Two of the three workers had already been rescued and helped by their own colleagues. But the third was in a desperate situation. It was no surprise that, once the operation was over, the firefighters remarked among themselves that it was a miracle he was alive. The two injured men who required transfer to hospital were a 53-year-old Senegalese national, who suffered multiple contusions and was discharged the same day shortly before 9 p.m., and a 28-year-old Colombian man who was admitted in serious condition to the Policlínica Nuestra Señora del Rosario.
When they arrived, the firefighters found the latter partially crushed by debris; his legs were not visible. Staff at the Insular Fire Station explained that the first thing they did was check that the structure supporting the collapse —that is, the floor below— was safe.
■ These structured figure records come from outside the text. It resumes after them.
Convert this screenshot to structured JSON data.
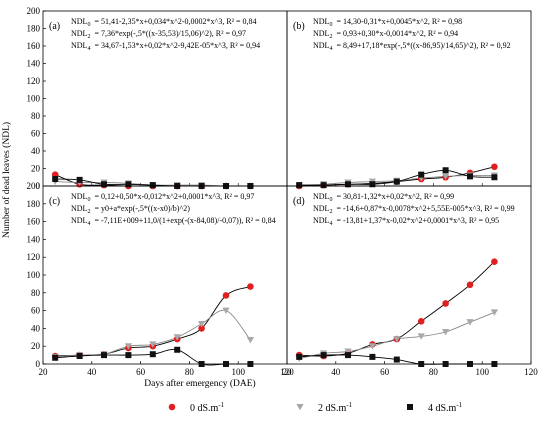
{
  "ylabel": "Number of dead leaves (NDL)",
  "xlabel": "Days after emergency (DAE)",
  "legend": [
    {
      "label": "0 dS.m",
      "sup": "-1",
      "marker": "circle",
      "color": "#e02020"
    },
    {
      "label": "2 dS.m",
      "sup": "-1",
      "marker": "triangle",
      "color": "#a8a8a8"
    },
    {
      "label": "4 dS.m",
      "sup": "-1",
      "marker": "square",
      "color": "#111111"
    }
  ],
  "chart_data": [
    {
      "type": "scatter",
      "panel": "(a)",
      "xlim": [
        20,
        120
      ],
      "ylim": [
        0,
        200
      ],
      "xticks": [],
      "yticks": [
        0,
        20,
        40,
        60,
        80,
        100,
        120,
        140,
        160,
        180,
        200
      ],
      "equations": [
        {
          "name": "NDL",
          "sub": "0",
          "text": "= 51,41-2,35*x+0,034*x^2-0,0002*x^3, R² = 0,84"
        },
        {
          "name": "NDL",
          "sub": "2",
          "text": "= 7,36*exp(-,5*((x-35,53)/15,06)^2), R² = 0,97"
        },
        {
          "name": "NDL",
          "sub": "4",
          "text": "= 34,67-1,53*x+0,02*x^2-9,42E-05*x^3, R² = 0,94"
        }
      ],
      "series": [
        {
          "name": "0 dS.m-1",
          "x": [
            25,
            35,
            45,
            55,
            65,
            75,
            85,
            95,
            105
          ],
          "y": [
            13,
            2,
            1,
            0,
            0,
            0,
            0,
            0,
            0
          ]
        },
        {
          "name": "2 dS.m-1",
          "x": [
            25,
            35,
            45,
            55,
            65,
            75,
            85,
            95,
            105
          ],
          "y": [
            5,
            4,
            4,
            3,
            1,
            1,
            1,
            0,
            0
          ]
        },
        {
          "name": "4 dS.m-1",
          "x": [
            25,
            35,
            45,
            55,
            65,
            75,
            85,
            95,
            105
          ],
          "y": [
            8,
            7,
            2,
            2,
            1,
            0,
            0,
            0,
            0
          ]
        }
      ]
    },
    {
      "type": "scatter",
      "panel": "(b)",
      "xlim": [
        20,
        120
      ],
      "ylim": [
        0,
        200
      ],
      "xticks": [],
      "yticks": [],
      "equations": [
        {
          "name": "NDL",
          "sub": "0",
          "text": "= 14,30-0,31*x+0,0045*x^2, R² = 0,98"
        },
        {
          "name": "NDL",
          "sub": "2",
          "text": "= 0,93+0,30*x-0,0014*x^2, R² = 0,94"
        },
        {
          "name": "NDL",
          "sub": "4",
          "text": "= 8,49+17,18*exp(-,5*((x-86,95)/14,65)^2), R² = 0,92"
        }
      ],
      "series": [
        {
          "name": "0 dS.m-1",
          "x": [
            25,
            35,
            45,
            55,
            65,
            75,
            85,
            95,
            105
          ],
          "y": [
            0,
            1,
            2,
            3,
            5,
            8,
            10,
            15,
            22
          ]
        },
        {
          "name": "2 dS.m-1",
          "x": [
            25,
            35,
            45,
            55,
            65,
            75,
            85,
            95,
            105
          ],
          "y": [
            1,
            2,
            4,
            5,
            6,
            9,
            11,
            12,
            12
          ]
        },
        {
          "name": "4 dS.m-1",
          "x": [
            25,
            35,
            45,
            55,
            65,
            75,
            85,
            95,
            105
          ],
          "y": [
            1,
            1,
            2,
            2,
            5,
            13,
            18,
            11,
            10
          ]
        }
      ]
    },
    {
      "type": "scatter",
      "panel": "(c)",
      "xlim": [
        20,
        120
      ],
      "ylim": [
        0,
        200
      ],
      "xticks": [
        20,
        40,
        60,
        80,
        100,
        120
      ],
      "yticks": [
        0,
        20,
        40,
        60,
        80,
        100,
        120,
        140,
        160,
        180,
        200
      ],
      "equations": [
        {
          "name": "NDL",
          "sub": "0",
          "text": "= 0,12+0,50*x-0,012*x^2+0,0001*x^3, R² = 0,97"
        },
        {
          "name": "NDL",
          "sub": "2",
          "text": "= y0+a*exp(-,5*((x-x0)/b)^2)"
        },
        {
          "name": "NDL",
          "sub": "4",
          "text": "= -7,11E+009+11,0/(1+exp(-(x-84,08)/-0,07)), R² = 0,84"
        }
      ],
      "series": [
        {
          "name": "0 dS.m-1",
          "x": [
            25,
            35,
            45,
            55,
            65,
            75,
            85,
            95,
            105
          ],
          "y": [
            9,
            10,
            11,
            18,
            20,
            28,
            40,
            77,
            87
          ]
        },
        {
          "name": "2 dS.m-1",
          "x": [
            25,
            35,
            45,
            55,
            65,
            75,
            85,
            95,
            105
          ],
          "y": [
            8,
            10,
            11,
            20,
            22,
            30,
            45,
            60,
            27
          ]
        },
        {
          "name": "4 dS.m-1",
          "x": [
            25,
            35,
            45,
            55,
            65,
            75,
            85,
            95,
            105
          ],
          "y": [
            7,
            9,
            10,
            10,
            11,
            16,
            0,
            0,
            0
          ]
        }
      ]
    },
    {
      "type": "scatter",
      "panel": "(d)",
      "xlim": [
        20,
        120
      ],
      "ylim": [
        0,
        200
      ],
      "xticks": [
        20,
        40,
        60,
        80,
        100,
        120
      ],
      "yticks": [],
      "equations": [
        {
          "name": "NDL",
          "sub": "0",
          "text": "= 30,81-1,32*x+0,02*x^2, R² = 0,99"
        },
        {
          "name": "NDL",
          "sub": "2",
          "text": "= -14,6+0,87*x-0,0078*x^2+5,55E-005*x^3, R² = 0,99"
        },
        {
          "name": "NDL",
          "sub": "4",
          "text": "= -13,81+1,37*x-0,02*x^2+0,0001*x^3, R² = 0,95"
        }
      ],
      "series": [
        {
          "name": "0 dS.m-1",
          "x": [
            25,
            35,
            45,
            55,
            65,
            75,
            85,
            95,
            105
          ],
          "y": [
            10,
            9,
            12,
            22,
            28,
            48,
            68,
            89,
            115
          ]
        },
        {
          "name": "2 dS.m-1",
          "x": [
            25,
            35,
            45,
            55,
            65,
            75,
            85,
            95,
            105
          ],
          "y": [
            6,
            12,
            14,
            20,
            28,
            31,
            36,
            47,
            58
          ]
        },
        {
          "name": "4 dS.m-1",
          "x": [
            25,
            35,
            45,
            55,
            65,
            75,
            85,
            95,
            105
          ],
          "y": [
            8,
            10,
            10,
            8,
            5,
            0,
            0,
            0,
            0
          ]
        }
      ]
    }
  ]
}
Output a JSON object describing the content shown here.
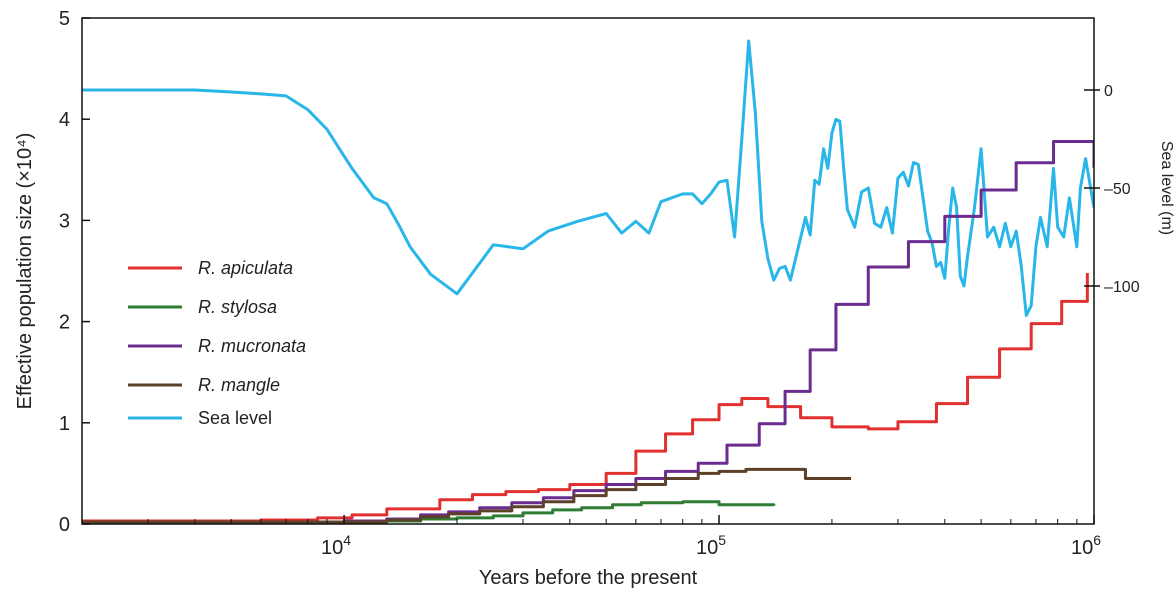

It would not be the first time the ground gave way beneath them while rescuing someone, so the area had to be secured.
Trapped by a concrete slab
They then proceeded to remove as much debris as possible so they could work safely around the injured man. The problem was that he was trapped by a large concrete slab that had to be freed. To do so, they used a rotary saw and specialised tools for dismantling structures. They worked until “they could see the man’s legs”, they said, and from that moment began the rescue itself. They lifted the concrete structure —already cut into pieces— using pneumatic cushions, and cut the iron rods of the beams that held it together. As soon as they managed to free him, they placed him on a special emergency stretcher so that 061 personnel could transfer him urgently to hospital.
The incident occurred at midday, and the firefighters concluded their work at 1:42 p.m. The man had therefore spent around an hour and a half with part of his body trapped under the rubble. “It took us an hour and twelve minutes to extract him,” the firefighters detailed. And he was alive — a real miracle.